Treating the disease itself requires a redesign of how the tariff is built, and the architecture is neither exotic nor untested. It begins with a basic separation that the present tariff refuses to make. Fixed costs of the system, capacity payments, transmission, distribution and the cost of past circular debt, should be recovered through a fixed monthly charge paid by every grid connected consumer based on the size of the connection they hold, regardless of how many units they import. Energy costs, the actual cost of generating each kilowatt hour, should be recovered through a per unit tariff that varies by time of day, rising in the evening when the system is tight and falling at noon when solar is in surplus. Wheeling under CTBCM should carry a Use of System Charge that captures the embedded fixed cost the wheeling consumer would otherwise have paid. And the protection of genuinely poor households, who use little electricity in any case, should be preserved through a lifeline block within the energy tariff or, more honestly, through a targeted cash subsidy outside the tariff altogether so that the cross subsidy stops being invisible.

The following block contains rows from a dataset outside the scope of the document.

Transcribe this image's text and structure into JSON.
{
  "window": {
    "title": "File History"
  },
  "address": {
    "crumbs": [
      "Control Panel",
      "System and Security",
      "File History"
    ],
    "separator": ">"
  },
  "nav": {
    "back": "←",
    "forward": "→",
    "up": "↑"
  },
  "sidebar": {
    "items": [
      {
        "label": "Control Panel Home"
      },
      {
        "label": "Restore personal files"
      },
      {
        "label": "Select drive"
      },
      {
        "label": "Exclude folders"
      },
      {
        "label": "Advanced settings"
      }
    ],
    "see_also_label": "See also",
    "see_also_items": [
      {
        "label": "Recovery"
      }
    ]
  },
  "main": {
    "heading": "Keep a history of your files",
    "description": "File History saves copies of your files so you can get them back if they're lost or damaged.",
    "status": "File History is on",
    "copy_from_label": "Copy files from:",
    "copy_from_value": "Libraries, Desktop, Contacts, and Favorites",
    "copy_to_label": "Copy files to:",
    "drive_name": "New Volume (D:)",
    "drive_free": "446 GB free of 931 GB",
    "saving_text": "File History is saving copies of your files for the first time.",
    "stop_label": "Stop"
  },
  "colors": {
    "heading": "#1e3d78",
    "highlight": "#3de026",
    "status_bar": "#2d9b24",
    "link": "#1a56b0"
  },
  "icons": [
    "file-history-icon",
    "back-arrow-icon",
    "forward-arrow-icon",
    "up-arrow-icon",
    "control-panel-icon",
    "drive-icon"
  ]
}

This architecture does several useful things at once. It recognises that a grid connection is itself a service worth paying for, the insurance against the cloudy day, the failed inverter and the low solar winter month. It removes the tariff penalty on the heavy daytime grid user, which removes part of the incentive to exit. It rewards the consumer who self generates but stays connected, because evening grid import is priced fairly and the daytime fixed charge keeps the system whole. It makes distributed generation visible again because the rooftop consumer is no longer trying to escape the system but contracting with it on honest terms. And it survives the arrival of rooftop batteries in a way the current tariff does not, because the consumer who shifts the entire evening peak to a battery still pays for the standby they will need on the days the battery cannot cover.

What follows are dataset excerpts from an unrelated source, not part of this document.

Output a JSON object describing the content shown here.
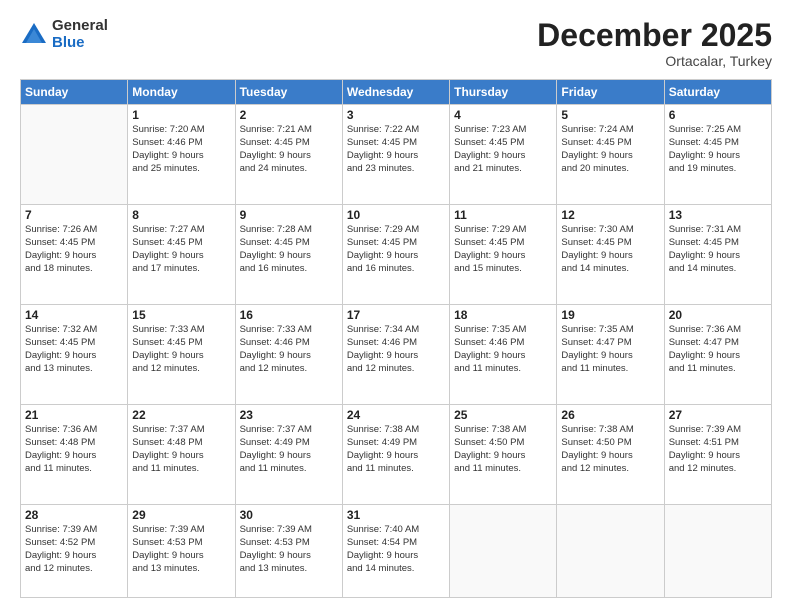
{
  "header": {
    "logo_general": "General",
    "logo_blue": "Blue",
    "month_title": "December 2025",
    "location": "Ortacalar, Turkey"
  },
  "days_of_week": [
    "Sunday",
    "Monday",
    "Tuesday",
    "Wednesday",
    "Thursday",
    "Friday",
    "Saturday"
  ],
  "weeks": [
    [
      {
        "day": "",
        "info": ""
      },
      {
        "day": "1",
        "info": "Sunrise: 7:20 AM\nSunset: 4:46 PM\nDaylight: 9 hours\nand 25 minutes."
      },
      {
        "day": "2",
        "info": "Sunrise: 7:21 AM\nSunset: 4:45 PM\nDaylight: 9 hours\nand 24 minutes."
      },
      {
        "day": "3",
        "info": "Sunrise: 7:22 AM\nSunset: 4:45 PM\nDaylight: 9 hours\nand 23 minutes."
      },
      {
        "day": "4",
        "info": "Sunrise: 7:23 AM\nSunset: 4:45 PM\nDaylight: 9 hours\nand 21 minutes."
      },
      {
        "day": "5",
        "info": "Sunrise: 7:24 AM\nSunset: 4:45 PM\nDaylight: 9 hours\nand 20 minutes."
      },
      {
        "day": "6",
        "info": "Sunrise: 7:25 AM\nSunset: 4:45 PM\nDaylight: 9 hours\nand 19 minutes."
      }
    ],
    [
      {
        "day": "7",
        "info": "Sunrise: 7:26 AM\nSunset: 4:45 PM\nDaylight: 9 hours\nand 18 minutes."
      },
      {
        "day": "8",
        "info": "Sunrise: 7:27 AM\nSunset: 4:45 PM\nDaylight: 9 hours\nand 17 minutes."
      },
      {
        "day": "9",
        "info": "Sunrise: 7:28 AM\nSunset: 4:45 PM\nDaylight: 9 hours\nand 16 minutes."
      },
      {
        "day": "10",
        "info": "Sunrise: 7:29 AM\nSunset: 4:45 PM\nDaylight: 9 hours\nand 16 minutes."
      },
      {
        "day": "11",
        "info": "Sunrise: 7:29 AM\nSunset: 4:45 PM\nDaylight: 9 hours\nand 15 minutes."
      },
      {
        "day": "12",
        "info": "Sunrise: 7:30 AM\nSunset: 4:45 PM\nDaylight: 9 hours\nand 14 minutes."
      },
      {
        "day": "13",
        "info": "Sunrise: 7:31 AM\nSunset: 4:45 PM\nDaylight: 9 hours\nand 14 minutes."
      }
    ],
    [
      {
        "day": "14",
        "info": "Sunrise: 7:32 AM\nSunset: 4:45 PM\nDaylight: 9 hours\nand 13 minutes."
      },
      {
        "day": "15",
        "info": "Sunrise: 7:33 AM\nSunset: 4:45 PM\nDaylight: 9 hours\nand 12 minutes."
      },
      {
        "day": "16",
        "info": "Sunrise: 7:33 AM\nSunset: 4:46 PM\nDaylight: 9 hours\nand 12 minutes."
      },
      {
        "day": "17",
        "info": "Sunrise: 7:34 AM\nSunset: 4:46 PM\nDaylight: 9 hours\nand 12 minutes."
      },
      {
        "day": "18",
        "info": "Sunrise: 7:35 AM\nSunset: 4:46 PM\nDaylight: 9 hours\nand 11 minutes."
      },
      {
        "day": "19",
        "info": "Sunrise: 7:35 AM\nSunset: 4:47 PM\nDaylight: 9 hours\nand 11 minutes."
      },
      {
        "day": "20",
        "info": "Sunrise: 7:36 AM\nSunset: 4:47 PM\nDaylight: 9 hours\nand 11 minutes."
      }
    ],
    [
      {
        "day": "21",
        "info": "Sunrise: 7:36 AM\nSunset: 4:48 PM\nDaylight: 9 hours\nand 11 minutes."
      },
      {
        "day": "22",
        "info": "Sunrise: 7:37 AM\nSunset: 4:48 PM\nDaylight: 9 hours\nand 11 minutes."
      },
      {
        "day": "23",
        "info": "Sunrise: 7:37 AM\nSunset: 4:49 PM\nDaylight: 9 hours\nand 11 minutes."
      },
      {
        "day": "24",
        "info": "Sunrise: 7:38 AM\nSunset: 4:49 PM\nDaylight: 9 hours\nand 11 minutes."
      },
      {
        "day": "25",
        "info": "Sunrise: 7:38 AM\nSunset: 4:50 PM\nDaylight: 9 hours\nand 11 minutes."
      },
      {
        "day": "26",
        "info": "Sunrise: 7:38 AM\nSunset: 4:50 PM\nDaylight: 9 hours\nand 12 minutes."
      },
      {
        "day": "27",
        "info": "Sunrise: 7:39 AM\nSunset: 4:51 PM\nDaylight: 9 hours\nand 12 minutes."
      }
    ],
    [
      {
        "day": "28",
        "info": "Sunrise: 7:39 AM\nSunset: 4:52 PM\nDaylight: 9 hours\nand 12 minutes."
      },
      {
        "day": "29",
        "info": "Sunrise: 7:39 AM\nSunset: 4:53 PM\nDaylight: 9 hours\nand 13 minutes."
      },
      {
        "day": "30",
        "info": "Sunrise: 7:39 AM\nSunset: 4:53 PM\nDaylight: 9 hours\nand 13 minutes."
      },
      {
        "day": "31",
        "info": "Sunrise: 7:40 AM\nSunset: 4:54 PM\nDaylight: 9 hours\nand 14 minutes."
      },
      {
        "day": "",
        "info": ""
      },
      {
        "day": "",
        "info": ""
      },
      {
        "day": "",
        "info": ""
      }
    ]
  ]
}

The work is political before it is technical. A fixed monthly charge that arrives on every electricity bill, paid by households that did not have one before, will be denounced as a tax on the poor unless it is paired explicitly with a properly designed lifeline block or a direct subsidy outside the bill. Time of use pricing will be denounced as punitive unless the daytime fall is explained alongside the evening rise. NEPRA will need to publish a transparent cost of service study that shows, for every consumer class, what portion of the bill is fixed cost and what portion is energy. None of this is comfortable. All of it is preferable to the alternative, which is to keep adjusting export buyback rates, contract durations and wheeling allocations while the grid hollows out beneath the policy.

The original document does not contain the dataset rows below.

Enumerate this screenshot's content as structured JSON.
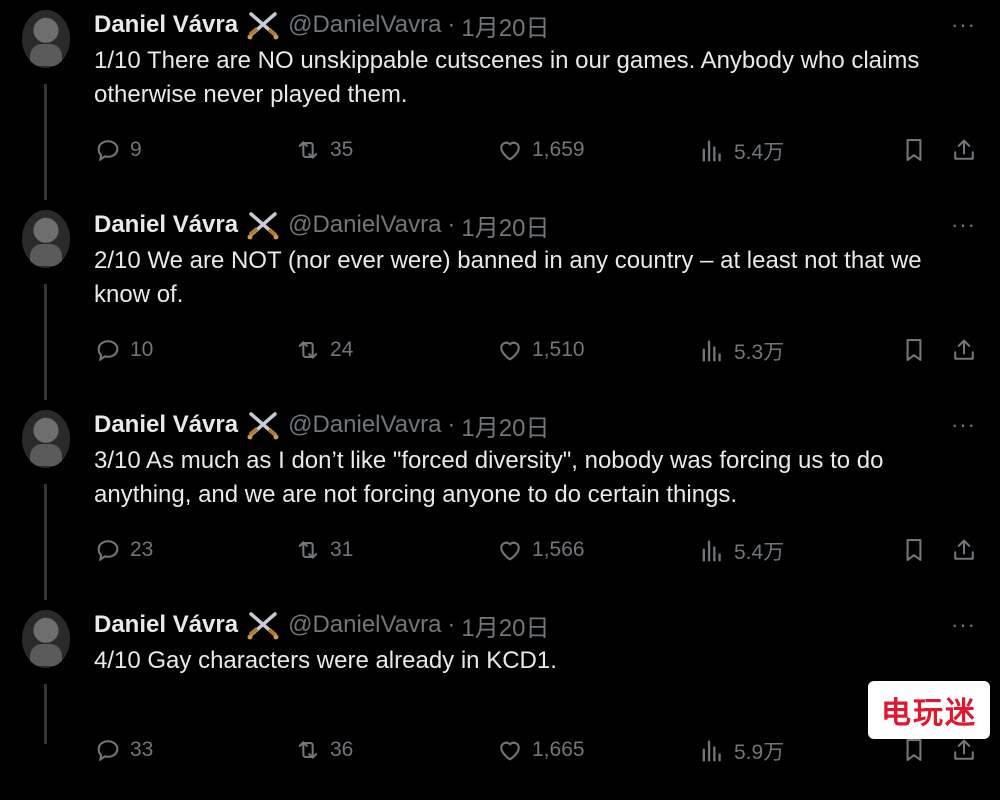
{
  "tweets": [
    {
      "name": "Daniel Vávra",
      "handle": "@DanielVavra",
      "dot": "·",
      "date": "1月20日",
      "more": "···",
      "text": "1/10 There are NO unskippable cutscenes in our games. Anybody who claims otherwise never played them.",
      "replies": "9",
      "retweets": "35",
      "likes": "1,659",
      "views": "5.4万"
    },
    {
      "name": "Daniel Vávra",
      "handle": "@DanielVavra",
      "dot": "·",
      "date": "1月20日",
      "more": "···",
      "text": "2/10  We are NOT (nor ever were) banned in any country – at least not that we know of.",
      "replies": "10",
      "retweets": "24",
      "likes": "1,510",
      "views": "5.3万"
    },
    {
      "name": "Daniel Vávra",
      "handle": "@DanielVavra",
      "dot": "·",
      "date": "1月20日",
      "more": "···",
      "text": "3/10 As much as I don’t like \"forced diversity\", nobody was forcing us to do anything, and we are not forcing anyone to do certain things.",
      "replies": "23",
      "retweets": "31",
      "likes": "1,566",
      "views": "5.4万"
    },
    {
      "name": "Daniel Vávra",
      "handle": "@DanielVavra",
      "dot": "·",
      "date": "1月20日",
      "more": "···",
      "text": "4/10 Gay characters were already in KCD1.",
      "replies": "33",
      "retweets": "36",
      "likes": "1,665",
      "views": "5.9万"
    }
  ],
  "watermark": "电玩迷",
  "icons": [
    "reply-icon",
    "retweet-icon",
    "like-icon",
    "views-icon",
    "bookmark-icon",
    "share-icon",
    "crossed-swords-icon"
  ],
  "colors": {
    "background": "#000000",
    "text": "#e7e9ea",
    "muted": "#71767b",
    "watermark": "#e0182d"
  }
}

We do not have a solar problem. We have a pricing problem that solar has made impossible to ignore. The 38 gigawatts on rooftops are not the disease. They are the diagnosis the country has so far refused to read. The cure is to charge properly for the privilege of staying connected, and to do it before the next generation of consumers, with batteries on their roofs, decides that the privilege is no longer worth holding on to.